The story of natural gas drilling gone awry in Dimock, Pa., continues to be a political flashpoint in communities along both sides of New York’s border with Pennsylvania.
An offer by Binghamton, New York to aid residents in Dimock, Pennsylvania is the latest example of how attitudes about developing the Marcellus Shale are likely influenced by where you live, and how much land you own. These factors were likely at play in the political calculation of Matt Ryan. Ryan is a drilling opponent and mayor of Binghamton – a small city in the Southern Tier of New York -- who recently offered to arrange water deliveries by the city to residents of Dimock, a rural township 20 miles across the state border in the heart of a natural well field being developed by Cabot Oil & Gas. Ryan volunteered the city to provide emergency relief to about a dozen residents in particular whose wells have tested positive for pollution, which the Pennsylvania Department of Environmental Protection has linked to nearby drilling operations. Cabot, under a DEP order, had supplied water to these homes for several years under Governor Ed Rendell’s administration. Now, under Governor Tom Corbett, the agency has declared that Cabot can stop the deliveries because the company has effectively settled the matter with residents by offering them mitigation systems and payments worth twice their property value. Lawyers for 11 plaintiffs suing Cabot for damages related to the pollution disagree.

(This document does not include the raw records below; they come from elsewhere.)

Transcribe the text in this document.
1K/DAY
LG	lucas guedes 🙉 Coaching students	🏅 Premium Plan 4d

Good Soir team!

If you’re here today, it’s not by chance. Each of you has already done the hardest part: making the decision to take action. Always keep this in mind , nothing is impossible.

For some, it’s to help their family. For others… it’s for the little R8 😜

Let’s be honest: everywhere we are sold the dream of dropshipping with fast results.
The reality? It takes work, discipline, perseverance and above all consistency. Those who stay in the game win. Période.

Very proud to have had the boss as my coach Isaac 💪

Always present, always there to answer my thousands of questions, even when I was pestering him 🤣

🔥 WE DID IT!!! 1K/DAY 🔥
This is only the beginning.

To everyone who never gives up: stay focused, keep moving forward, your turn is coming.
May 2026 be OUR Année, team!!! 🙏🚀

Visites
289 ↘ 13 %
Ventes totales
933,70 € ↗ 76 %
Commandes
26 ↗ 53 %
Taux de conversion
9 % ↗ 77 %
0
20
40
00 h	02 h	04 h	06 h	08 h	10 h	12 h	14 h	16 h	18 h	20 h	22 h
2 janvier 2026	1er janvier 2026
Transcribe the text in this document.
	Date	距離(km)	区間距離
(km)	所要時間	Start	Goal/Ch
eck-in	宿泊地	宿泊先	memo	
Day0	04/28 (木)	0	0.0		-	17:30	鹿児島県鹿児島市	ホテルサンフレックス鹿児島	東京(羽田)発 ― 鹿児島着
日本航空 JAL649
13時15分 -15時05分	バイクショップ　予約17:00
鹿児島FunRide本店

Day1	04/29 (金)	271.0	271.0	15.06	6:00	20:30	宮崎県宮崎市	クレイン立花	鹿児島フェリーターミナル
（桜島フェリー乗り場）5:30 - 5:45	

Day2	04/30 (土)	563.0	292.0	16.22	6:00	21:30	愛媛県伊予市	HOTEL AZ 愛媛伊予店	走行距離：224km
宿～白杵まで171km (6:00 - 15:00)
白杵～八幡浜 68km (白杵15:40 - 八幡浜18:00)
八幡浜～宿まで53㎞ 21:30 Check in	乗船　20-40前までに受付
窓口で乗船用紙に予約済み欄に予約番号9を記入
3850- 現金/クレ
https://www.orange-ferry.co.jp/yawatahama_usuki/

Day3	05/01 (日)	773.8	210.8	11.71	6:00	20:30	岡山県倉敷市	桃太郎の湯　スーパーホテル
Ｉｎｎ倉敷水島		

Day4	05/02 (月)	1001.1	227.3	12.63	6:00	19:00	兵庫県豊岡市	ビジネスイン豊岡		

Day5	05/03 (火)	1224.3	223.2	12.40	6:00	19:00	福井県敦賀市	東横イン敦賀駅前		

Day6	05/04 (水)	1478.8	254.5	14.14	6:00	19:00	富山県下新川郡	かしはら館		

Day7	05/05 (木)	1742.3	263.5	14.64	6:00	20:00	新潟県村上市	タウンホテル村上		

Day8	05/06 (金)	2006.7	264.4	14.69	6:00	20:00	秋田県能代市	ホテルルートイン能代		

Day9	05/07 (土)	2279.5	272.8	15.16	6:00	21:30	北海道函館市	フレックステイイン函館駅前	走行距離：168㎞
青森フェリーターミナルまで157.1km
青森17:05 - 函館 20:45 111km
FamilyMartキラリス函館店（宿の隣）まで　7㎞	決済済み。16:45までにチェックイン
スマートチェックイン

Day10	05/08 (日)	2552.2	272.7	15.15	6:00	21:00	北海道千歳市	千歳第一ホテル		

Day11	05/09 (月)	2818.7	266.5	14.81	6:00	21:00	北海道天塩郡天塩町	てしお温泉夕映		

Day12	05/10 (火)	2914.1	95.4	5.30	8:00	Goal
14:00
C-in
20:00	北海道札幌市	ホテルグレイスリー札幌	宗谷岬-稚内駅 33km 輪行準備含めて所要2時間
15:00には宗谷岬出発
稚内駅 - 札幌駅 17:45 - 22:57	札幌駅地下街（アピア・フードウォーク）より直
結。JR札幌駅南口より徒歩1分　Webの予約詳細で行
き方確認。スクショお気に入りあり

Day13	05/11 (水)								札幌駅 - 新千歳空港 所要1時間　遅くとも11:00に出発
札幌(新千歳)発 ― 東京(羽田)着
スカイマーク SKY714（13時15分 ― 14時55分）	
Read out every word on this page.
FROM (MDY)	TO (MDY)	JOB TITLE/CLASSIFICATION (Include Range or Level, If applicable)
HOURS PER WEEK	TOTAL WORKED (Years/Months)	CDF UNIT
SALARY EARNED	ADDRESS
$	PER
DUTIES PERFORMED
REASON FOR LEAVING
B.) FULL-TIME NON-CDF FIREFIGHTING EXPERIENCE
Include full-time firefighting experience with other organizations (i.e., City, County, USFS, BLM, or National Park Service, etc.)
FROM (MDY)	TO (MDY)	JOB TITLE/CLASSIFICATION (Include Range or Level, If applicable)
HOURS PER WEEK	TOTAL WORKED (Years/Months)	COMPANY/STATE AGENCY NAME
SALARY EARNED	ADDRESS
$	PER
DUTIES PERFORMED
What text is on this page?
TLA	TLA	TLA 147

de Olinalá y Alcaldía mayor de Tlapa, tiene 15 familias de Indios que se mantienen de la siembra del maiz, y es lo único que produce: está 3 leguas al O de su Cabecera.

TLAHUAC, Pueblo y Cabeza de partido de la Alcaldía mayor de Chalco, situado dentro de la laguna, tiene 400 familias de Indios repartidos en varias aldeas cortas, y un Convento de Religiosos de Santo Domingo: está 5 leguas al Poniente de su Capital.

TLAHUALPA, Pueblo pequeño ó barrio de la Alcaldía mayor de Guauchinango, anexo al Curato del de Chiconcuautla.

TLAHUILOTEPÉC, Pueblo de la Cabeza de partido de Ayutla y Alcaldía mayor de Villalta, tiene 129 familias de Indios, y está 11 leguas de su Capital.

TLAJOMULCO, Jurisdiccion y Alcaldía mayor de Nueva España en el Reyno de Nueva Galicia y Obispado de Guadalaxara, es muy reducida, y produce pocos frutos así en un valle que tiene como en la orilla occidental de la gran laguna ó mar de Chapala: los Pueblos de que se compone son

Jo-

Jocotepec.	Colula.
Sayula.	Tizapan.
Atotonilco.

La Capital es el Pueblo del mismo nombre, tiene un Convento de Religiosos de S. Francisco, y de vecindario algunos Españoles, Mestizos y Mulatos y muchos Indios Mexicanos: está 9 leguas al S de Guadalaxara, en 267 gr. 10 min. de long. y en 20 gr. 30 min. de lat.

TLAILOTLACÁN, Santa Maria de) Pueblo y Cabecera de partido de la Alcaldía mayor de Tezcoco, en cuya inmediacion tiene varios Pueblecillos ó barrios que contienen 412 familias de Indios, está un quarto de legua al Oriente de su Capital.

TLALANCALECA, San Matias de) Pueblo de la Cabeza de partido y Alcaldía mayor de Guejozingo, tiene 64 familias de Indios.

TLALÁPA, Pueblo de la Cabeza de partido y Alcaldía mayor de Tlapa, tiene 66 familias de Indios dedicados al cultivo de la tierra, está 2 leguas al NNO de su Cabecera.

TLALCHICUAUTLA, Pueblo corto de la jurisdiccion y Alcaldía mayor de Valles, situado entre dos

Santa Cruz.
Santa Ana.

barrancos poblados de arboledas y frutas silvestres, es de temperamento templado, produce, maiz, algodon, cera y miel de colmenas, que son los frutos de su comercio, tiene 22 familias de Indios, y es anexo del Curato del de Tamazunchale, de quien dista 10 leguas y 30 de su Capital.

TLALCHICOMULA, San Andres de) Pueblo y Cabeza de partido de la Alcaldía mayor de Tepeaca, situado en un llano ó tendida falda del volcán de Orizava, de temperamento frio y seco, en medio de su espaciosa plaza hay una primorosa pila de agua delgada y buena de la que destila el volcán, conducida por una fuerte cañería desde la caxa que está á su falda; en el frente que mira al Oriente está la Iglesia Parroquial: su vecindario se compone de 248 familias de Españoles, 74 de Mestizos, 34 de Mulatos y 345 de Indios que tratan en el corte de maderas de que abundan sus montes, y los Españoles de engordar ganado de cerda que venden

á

Ryan, who has been opposed to allowing development of the Marcellus Shale in New York without more environmental review, likely saw the opportunity for a political statement that would not get lost in the prolonged and often hostile battle of words from advocates on both sides of the issue. His move to provide “mutual aid” (commonly used for hurricane relief and other disasters) certainly did the trick, as it landed him, and his view in an Associated Press report featured in today’s Wall Street Journal (among other places). “I’ll admit, it’s mostly symbolic,” Ryan told Steve Reilly, of the Binghamton Press & Sun Bulletin on Saturday. Not surprisingly, Ryan’s motives were attacked by critics in both states. Some Binghamton City Council members derided Ryan’s offer to Dimock as his “cause of the month.” Town of Dimock leaders (to the dismay of affected residents) have been reluctant to accept Ryan’s gift-wrapped hot potato, and some pro-drilling advocates characterized it as a political stunt.
The Ryan proposal is the latest chapter of a story that grows more political by the day. Some argue politicization of the debate over developing the Marcellus Shale and other domestic gas reserves is a bad thing. I can’t see that, though. To the extent it facilitates the public discussion and awareness of issues, even in stirring passions of people on opposite sides, getting a broad section of the populous interested and engaged in government affairs might be painful, but it’s always helpful.